The BIA was faulted for not considering whether “through no fault of their own (petitioners) never had their day in court to present their claims.”
Chen summarized the panel’s reasoning for granting the petition of Hernandez-Galand and her young son. They found exceptional circumstances due to petitioner’s memory problems, her inability to read, her reasonable reliance on family members to tell her the date, their understandable reliance on their interpretation of the date since day before month is the way dates are written in their home country and the BIA’s conclusion that petitioner should have used a highly technical automated system to confirm her date. The result was “unconscionable.”
Although the Ninth Circuit ruling is a win for Hernandez-Galand, her case took over five years to get to this point, and now she has to start her quest for asylum all over again. According to immigration lawyer Scott Messinger, it is unfortunately very typical for asylum cases to take years to move through the Immigration Court system. However, waiting times vary depending on the jurisdiction and judge, he says. According to attorney Messinger, judges who have been on the bench longer have larger dockets and longer waits than newer judges. The solution? “These wait times could be eased with the installation of a large number of new Immigration Judges,” says Messinger. He continues, “The Department of Justice is looking to hire even more. That will do more to decrease the size of the docket.”
Hernandez-Galand was represented by attorneys from the ACLU Foundation’s Immigrants’ Rights Project, the ACLU Foundation of Southern California, the Northwest Immigrants Rights Project, the Pubic Counsel Law Center, and the American Immigration Council. Respondents were represented by attorneys from the Office of Immigration Litigation, Civil Division of the United States Department of Justice in Washington, D.C.

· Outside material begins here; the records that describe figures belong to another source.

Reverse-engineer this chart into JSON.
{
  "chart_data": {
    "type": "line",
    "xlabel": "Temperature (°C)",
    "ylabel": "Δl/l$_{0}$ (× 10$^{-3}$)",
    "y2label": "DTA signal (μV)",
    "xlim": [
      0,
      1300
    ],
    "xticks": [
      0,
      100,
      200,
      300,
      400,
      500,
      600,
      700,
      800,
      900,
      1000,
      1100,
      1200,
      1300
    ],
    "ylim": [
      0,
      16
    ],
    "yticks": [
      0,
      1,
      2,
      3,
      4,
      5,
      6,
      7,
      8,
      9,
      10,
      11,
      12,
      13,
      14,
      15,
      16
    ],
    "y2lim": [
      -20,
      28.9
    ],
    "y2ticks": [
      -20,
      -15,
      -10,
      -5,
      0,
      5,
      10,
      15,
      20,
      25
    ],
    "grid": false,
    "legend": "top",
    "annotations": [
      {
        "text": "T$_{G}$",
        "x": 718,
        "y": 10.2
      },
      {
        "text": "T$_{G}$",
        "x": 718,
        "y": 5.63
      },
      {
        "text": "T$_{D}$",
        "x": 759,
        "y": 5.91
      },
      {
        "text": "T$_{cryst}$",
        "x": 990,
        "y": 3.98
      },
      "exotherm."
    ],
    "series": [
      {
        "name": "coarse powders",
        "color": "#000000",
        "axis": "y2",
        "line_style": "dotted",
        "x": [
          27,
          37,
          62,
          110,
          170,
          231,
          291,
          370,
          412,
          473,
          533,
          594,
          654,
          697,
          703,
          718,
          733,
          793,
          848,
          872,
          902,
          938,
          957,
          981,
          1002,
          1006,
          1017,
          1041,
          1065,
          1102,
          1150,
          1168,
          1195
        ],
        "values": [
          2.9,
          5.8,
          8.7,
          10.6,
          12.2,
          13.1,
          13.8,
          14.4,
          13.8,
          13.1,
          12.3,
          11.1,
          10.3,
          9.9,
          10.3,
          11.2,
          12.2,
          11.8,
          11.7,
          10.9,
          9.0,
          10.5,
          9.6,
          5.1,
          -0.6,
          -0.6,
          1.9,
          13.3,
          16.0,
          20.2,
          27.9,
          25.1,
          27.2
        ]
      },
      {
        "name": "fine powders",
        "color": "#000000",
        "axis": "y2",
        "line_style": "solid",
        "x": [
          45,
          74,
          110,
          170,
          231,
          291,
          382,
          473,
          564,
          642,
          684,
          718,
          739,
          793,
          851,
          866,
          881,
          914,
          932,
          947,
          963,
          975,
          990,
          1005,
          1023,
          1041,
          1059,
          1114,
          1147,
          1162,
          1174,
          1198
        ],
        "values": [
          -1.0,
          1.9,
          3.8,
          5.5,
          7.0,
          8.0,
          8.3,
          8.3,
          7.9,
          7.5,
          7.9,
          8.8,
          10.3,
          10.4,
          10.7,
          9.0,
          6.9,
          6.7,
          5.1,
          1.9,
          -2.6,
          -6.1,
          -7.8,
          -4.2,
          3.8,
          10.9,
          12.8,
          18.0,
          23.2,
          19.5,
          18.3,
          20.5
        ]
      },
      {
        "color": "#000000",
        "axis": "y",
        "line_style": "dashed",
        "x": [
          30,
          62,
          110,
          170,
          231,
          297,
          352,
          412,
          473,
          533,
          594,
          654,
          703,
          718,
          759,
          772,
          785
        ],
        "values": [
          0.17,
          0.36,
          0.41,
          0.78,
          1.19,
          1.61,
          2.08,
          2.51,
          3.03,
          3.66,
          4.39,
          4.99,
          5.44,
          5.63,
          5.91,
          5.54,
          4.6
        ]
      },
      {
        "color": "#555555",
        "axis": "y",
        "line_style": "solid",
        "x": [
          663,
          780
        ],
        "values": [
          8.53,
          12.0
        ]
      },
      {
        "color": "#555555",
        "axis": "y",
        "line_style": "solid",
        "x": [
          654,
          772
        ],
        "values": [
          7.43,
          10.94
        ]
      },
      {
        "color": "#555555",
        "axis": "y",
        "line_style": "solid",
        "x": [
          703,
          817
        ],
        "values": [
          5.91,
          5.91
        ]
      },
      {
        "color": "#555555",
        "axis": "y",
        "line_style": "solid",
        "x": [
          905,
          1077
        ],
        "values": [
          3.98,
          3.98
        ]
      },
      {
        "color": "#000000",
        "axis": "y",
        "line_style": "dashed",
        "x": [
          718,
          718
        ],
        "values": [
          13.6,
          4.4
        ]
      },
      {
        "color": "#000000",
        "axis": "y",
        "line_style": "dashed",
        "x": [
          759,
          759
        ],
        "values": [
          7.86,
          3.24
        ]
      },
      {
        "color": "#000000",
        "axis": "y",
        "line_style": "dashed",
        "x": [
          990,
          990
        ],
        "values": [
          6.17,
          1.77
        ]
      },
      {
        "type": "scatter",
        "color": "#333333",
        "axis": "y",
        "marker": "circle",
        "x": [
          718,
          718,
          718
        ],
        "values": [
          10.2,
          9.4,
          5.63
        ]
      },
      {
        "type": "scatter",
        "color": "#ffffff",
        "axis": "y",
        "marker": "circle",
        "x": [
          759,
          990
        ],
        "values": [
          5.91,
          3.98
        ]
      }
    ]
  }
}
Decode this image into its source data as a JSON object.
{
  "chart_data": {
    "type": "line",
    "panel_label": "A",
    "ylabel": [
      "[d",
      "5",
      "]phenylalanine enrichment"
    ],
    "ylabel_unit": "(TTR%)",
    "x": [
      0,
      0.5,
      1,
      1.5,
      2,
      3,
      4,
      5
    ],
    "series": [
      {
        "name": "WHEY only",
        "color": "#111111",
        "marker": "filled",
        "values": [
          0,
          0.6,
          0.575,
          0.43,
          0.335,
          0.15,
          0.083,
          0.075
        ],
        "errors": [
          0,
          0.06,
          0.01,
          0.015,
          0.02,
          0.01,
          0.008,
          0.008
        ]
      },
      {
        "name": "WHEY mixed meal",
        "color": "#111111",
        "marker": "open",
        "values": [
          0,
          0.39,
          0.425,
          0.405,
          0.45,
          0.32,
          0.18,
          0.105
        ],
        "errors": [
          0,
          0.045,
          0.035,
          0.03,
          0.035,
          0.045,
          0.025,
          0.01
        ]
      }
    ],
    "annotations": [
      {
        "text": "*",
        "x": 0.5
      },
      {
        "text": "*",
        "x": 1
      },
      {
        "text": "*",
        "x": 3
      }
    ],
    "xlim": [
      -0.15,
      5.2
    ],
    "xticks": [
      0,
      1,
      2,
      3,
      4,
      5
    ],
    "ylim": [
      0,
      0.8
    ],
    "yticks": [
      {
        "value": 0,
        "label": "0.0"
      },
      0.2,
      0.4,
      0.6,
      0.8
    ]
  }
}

The court remanded the case for further proceedings, and the IJ and BIA will now get another chance to demonstrate that their reliance on America-centric criteria can be misplaced when applied to applicants from other cultures. A shift in priorities and mindset at the DOJ under the new administration could lead to a cultural shift in the immigration system. “Under Trump, Sessions, Barr and Stephen Miller, every effort was made to take any compassion out of the system and turn the courts into a deportation machine,” says attorney Messinger. “[Attorney General] Garland will have the ability to dictate the policies of the Immigration Court and how the Department of Justice will enforce the immigration laws.” Hopefully, concludes Messinger, more humanity and common sense will be brought back into the Immigration Court system under AG Garland.
And hopefully, “unconscionable” deportation orders will diminish as a result of the sad journey of Hernandez-Galand and her four-year-old son.